The GRAIL spacecrafts were supposed to launch aboard a United Launch Alliance Delta II heavy rocket this morning after being delayed Thursday morning for upper-level winds in the unacceptable range. It was postponed an additional day to allow more time to review propulsion system data from Thursday's detanking operation. After a further review, NASA found no issues with the rocket.

NASA has now targeted instantaneous launches at 8:29:45 a.m. and 9:08:52 a.m. EST on Saturday. According to NASA, the forecast shows a 60 percent chance of favorable weather conditions at liftoff time, with the primary concern being thick clouds and a chance for isolated showers.

NASA estimates the rockets should reach the moon by New Year's Eve/New Year's Day.

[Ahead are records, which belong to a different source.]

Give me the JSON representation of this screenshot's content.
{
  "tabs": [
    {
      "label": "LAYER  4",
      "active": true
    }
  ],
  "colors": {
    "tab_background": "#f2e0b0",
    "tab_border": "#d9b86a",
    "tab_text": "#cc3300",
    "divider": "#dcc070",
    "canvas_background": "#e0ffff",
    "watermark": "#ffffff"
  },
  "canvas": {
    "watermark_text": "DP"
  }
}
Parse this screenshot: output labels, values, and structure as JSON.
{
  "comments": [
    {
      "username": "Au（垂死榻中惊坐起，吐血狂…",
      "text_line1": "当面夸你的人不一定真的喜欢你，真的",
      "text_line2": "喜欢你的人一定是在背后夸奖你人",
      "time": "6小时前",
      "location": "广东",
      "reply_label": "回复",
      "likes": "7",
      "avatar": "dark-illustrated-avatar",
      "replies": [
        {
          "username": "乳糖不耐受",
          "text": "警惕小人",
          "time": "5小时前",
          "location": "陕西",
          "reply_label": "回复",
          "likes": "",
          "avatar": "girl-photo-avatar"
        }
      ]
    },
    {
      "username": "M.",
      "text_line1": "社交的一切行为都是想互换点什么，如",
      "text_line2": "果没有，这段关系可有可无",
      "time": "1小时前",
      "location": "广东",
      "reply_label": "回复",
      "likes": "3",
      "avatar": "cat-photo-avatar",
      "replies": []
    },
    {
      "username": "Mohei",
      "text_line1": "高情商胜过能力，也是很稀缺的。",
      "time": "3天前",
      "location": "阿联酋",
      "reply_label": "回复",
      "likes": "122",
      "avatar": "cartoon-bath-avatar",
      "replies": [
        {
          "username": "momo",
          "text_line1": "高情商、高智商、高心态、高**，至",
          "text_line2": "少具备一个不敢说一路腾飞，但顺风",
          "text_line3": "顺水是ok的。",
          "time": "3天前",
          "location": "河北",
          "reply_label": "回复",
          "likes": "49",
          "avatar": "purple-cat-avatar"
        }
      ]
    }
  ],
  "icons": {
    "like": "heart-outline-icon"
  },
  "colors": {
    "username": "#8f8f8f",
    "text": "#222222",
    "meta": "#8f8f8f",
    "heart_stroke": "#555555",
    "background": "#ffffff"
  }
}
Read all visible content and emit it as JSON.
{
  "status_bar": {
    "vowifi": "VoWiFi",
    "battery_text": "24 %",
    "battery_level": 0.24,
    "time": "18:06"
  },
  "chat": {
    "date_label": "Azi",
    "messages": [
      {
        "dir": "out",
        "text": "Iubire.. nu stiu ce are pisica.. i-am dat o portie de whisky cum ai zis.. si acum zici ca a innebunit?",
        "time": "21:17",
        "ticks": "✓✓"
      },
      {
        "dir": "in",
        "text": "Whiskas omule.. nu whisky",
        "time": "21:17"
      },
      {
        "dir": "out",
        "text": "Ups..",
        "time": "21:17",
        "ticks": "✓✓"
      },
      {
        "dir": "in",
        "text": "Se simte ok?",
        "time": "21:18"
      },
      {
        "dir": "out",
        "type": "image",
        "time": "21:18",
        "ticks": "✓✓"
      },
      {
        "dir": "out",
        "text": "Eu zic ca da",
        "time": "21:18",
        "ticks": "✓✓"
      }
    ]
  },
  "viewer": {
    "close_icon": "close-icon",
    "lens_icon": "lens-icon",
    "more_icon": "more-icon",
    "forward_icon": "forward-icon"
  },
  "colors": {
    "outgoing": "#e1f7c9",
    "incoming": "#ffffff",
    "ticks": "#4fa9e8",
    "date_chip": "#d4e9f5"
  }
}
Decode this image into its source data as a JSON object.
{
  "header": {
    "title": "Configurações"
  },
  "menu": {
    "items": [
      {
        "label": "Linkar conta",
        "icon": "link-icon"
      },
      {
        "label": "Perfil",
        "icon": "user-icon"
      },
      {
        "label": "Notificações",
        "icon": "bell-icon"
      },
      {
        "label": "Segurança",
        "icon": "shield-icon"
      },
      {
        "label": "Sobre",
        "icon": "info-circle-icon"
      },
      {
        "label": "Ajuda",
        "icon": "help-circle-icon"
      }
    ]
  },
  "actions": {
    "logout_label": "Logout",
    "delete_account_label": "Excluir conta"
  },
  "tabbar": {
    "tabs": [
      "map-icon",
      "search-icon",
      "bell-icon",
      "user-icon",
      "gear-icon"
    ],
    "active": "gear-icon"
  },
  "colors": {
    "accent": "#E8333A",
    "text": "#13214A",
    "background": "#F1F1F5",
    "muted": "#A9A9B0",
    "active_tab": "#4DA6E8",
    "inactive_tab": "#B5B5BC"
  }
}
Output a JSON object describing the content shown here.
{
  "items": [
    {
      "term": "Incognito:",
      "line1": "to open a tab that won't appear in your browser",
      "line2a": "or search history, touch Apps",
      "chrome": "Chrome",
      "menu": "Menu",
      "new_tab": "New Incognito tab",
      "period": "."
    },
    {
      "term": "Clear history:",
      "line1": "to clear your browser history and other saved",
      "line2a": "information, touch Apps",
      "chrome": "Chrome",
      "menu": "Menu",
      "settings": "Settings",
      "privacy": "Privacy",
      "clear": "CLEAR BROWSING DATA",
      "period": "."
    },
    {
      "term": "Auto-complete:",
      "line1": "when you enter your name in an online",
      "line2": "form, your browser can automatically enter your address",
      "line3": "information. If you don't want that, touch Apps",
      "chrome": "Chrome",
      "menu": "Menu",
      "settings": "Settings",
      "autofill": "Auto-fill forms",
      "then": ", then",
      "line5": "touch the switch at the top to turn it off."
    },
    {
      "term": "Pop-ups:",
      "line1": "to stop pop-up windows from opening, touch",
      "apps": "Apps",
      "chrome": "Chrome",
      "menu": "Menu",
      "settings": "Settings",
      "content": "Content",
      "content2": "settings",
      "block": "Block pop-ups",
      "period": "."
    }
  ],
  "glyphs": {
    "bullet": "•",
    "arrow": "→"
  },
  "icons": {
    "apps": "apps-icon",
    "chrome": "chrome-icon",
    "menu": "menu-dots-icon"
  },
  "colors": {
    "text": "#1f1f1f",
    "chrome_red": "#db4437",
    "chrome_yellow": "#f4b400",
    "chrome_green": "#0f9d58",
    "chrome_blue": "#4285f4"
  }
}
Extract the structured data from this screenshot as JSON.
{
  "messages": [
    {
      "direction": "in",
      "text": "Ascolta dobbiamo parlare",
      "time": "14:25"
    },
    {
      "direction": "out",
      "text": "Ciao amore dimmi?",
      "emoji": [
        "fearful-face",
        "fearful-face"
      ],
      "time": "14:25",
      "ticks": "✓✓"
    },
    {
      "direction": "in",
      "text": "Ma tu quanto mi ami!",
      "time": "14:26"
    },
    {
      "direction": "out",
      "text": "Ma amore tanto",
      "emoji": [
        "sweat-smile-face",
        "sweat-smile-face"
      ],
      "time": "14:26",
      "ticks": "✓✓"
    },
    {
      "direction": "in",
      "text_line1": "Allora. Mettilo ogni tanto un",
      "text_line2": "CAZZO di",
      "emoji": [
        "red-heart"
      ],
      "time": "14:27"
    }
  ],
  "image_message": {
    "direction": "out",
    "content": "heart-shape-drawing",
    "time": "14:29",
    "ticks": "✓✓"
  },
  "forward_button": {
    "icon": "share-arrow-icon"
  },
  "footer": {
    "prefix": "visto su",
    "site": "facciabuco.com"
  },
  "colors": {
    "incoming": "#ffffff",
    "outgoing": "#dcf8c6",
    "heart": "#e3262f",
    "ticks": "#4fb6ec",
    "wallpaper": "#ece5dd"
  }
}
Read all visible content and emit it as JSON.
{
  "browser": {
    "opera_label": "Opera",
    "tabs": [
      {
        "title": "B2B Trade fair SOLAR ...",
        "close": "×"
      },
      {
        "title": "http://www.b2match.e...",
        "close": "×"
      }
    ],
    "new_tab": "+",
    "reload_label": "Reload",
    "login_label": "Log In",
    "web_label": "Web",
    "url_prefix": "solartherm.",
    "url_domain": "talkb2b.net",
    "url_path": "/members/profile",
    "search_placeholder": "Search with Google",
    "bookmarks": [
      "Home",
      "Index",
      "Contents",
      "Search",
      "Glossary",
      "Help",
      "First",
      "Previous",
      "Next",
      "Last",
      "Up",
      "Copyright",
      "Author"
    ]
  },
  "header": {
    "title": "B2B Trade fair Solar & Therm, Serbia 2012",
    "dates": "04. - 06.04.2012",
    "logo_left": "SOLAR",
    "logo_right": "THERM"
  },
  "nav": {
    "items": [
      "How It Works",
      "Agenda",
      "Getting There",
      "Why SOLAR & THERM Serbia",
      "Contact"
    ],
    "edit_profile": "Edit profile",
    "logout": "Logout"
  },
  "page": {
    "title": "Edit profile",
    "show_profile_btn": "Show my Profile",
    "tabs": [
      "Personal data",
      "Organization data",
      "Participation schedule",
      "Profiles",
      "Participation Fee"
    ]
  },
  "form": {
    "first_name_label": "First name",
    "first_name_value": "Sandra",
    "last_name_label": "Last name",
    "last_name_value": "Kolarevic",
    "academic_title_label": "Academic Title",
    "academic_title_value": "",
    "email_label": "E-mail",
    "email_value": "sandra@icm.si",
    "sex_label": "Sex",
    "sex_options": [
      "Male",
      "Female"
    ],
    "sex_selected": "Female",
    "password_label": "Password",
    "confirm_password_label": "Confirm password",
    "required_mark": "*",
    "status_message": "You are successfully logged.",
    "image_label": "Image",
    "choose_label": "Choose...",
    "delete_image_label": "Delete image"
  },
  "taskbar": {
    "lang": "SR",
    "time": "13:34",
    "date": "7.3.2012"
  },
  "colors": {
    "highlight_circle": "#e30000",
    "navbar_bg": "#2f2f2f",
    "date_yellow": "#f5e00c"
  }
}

Once the GRAIL spacecrafts reach orbit, they will separate from the rocket, one vehicle at a time.

The GRAIL twin spacecrafts, GRAIL-A and GRAIL-B, will orbit above the moon's surface on a mission to map its gravity. This could lead to answers to many moon-related questions.

Trying to understand how the moon formed, and how it evolved over its history, is one of the things we're trying to address with the GRAIL mission. But also, [we're] trying to understand how the moon is an example of how terrestrial planets in general have formed, Maria Zuber, principal investigator for GRAIL, from the Massachusetts Institute of Technology, said in a statement.

The GRAIL mission will not only reveal information about the moon's thermal history, but how the inner, rocky planets formed as well.  Mostly, however, it will be about the moon. As Zuber says, it will explore the moon from crust to core.

Both spacecrafts will carry a set of cameras to the moon as part of MoonKam, a project headed by former astronaut Sally Ride. The cameras will offer middle school students the chance to request photography of lunar targets for classroom study. This will mark the first time a NASA planetary mission has carried instruments expressly for an education and public outreach project.

They are set to reach the moon by New Year's Day.